ISLAMABAD: Pakistan’s debt burden has risen sharply, pushing the country into what experts are calling a “dangerous debt trap,” according to a new report by the Economic Policy and Business Development (EPBD).
The report reveals that every Pakistani now bears a debt of Rs318,252, a steep rise from Rs90,047 a decade ago—more than a threefold increase. National debt has been growing at an average annual rate of 13 percent, effectively doubling every six years.
Pakistan’s total debt now stands at 70.2 percent of GDP, breaching the 60 percent ceiling set under the Fiscal Responsibility Act. By comparison, India’s debt-to-GDP ratio is 57.1%, Bangladesh’s is 36.4%, while Sri Lanka carries the highest burden in the region at 96.8%.

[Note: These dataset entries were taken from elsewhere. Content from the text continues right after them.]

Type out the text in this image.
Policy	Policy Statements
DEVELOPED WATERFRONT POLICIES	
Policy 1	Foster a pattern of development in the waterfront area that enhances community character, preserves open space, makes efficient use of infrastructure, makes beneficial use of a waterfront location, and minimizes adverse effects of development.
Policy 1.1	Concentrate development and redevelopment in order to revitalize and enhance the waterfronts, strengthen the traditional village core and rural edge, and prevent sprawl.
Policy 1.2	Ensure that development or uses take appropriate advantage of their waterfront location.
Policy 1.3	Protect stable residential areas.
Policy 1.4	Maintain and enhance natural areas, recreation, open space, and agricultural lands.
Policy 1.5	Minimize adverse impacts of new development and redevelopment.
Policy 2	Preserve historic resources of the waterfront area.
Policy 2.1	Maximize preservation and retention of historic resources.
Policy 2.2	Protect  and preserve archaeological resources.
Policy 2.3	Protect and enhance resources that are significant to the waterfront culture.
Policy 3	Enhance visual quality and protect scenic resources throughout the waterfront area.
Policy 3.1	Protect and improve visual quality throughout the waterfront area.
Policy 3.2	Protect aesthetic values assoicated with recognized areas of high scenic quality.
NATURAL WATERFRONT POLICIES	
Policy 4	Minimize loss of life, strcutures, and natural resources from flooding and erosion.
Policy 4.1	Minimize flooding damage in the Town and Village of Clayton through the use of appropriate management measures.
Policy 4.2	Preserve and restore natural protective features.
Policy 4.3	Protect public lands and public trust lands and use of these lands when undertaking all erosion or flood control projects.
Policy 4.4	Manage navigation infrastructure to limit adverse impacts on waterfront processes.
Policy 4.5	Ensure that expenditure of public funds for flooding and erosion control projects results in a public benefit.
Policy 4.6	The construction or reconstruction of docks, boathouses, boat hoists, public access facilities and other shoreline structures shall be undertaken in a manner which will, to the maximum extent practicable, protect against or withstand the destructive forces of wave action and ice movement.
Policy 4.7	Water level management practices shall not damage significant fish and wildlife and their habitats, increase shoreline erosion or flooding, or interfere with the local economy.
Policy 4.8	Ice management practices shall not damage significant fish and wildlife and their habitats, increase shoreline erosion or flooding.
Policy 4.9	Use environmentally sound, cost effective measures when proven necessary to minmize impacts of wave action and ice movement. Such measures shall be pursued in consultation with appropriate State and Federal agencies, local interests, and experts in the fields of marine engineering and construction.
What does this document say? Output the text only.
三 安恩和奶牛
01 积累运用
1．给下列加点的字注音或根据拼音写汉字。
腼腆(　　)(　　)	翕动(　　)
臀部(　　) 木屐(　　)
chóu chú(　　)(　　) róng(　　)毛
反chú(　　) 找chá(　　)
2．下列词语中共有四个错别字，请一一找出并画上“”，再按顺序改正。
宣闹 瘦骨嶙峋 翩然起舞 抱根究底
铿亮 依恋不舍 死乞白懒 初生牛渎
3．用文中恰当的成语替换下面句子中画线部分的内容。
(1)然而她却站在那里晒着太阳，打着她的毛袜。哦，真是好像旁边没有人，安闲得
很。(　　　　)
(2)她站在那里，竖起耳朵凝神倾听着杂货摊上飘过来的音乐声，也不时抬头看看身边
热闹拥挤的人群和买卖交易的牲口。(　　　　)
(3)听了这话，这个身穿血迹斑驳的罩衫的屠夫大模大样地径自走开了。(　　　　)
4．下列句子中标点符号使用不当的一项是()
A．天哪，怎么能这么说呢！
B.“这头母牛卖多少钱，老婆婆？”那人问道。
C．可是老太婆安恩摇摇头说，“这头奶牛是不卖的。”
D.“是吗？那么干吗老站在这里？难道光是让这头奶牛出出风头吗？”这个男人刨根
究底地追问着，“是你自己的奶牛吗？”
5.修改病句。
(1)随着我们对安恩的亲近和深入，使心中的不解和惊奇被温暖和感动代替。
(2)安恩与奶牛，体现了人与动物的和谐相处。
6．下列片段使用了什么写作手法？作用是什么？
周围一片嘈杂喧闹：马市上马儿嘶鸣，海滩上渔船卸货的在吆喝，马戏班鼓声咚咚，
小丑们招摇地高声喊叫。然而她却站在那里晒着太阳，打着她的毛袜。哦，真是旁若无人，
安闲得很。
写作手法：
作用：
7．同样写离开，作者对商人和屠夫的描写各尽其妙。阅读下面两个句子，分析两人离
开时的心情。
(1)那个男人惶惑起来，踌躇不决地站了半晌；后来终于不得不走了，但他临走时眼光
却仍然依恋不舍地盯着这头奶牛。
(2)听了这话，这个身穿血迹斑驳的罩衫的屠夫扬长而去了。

Debt servicing is becoming increasingly costly, with interest payments consuming 7.7% of the economy. The rupee’s steep depreciation—down 71% since 2020—has further inflated external debt by 88% in local currency terms, the report noted.
The EPBD cautioned that Pakistan’s shrinking fiscal space leaves little room for development spending or infrastructure investment. It argued that imposing more taxes on an already burdened population is not a solution and highlighted the need to expand the tax net while reducing the policy rate from 11% to 9%. The think tank said such measures could save the government Rs1.2 trillion in interest payments, create fiscal space, lower the cost of borrowing, and improve competitiveness for businesses.
“Without strict fiscal discipline and urgent reforms, Pakistan risks sliding into an even deeper economic crisis,” the report warned.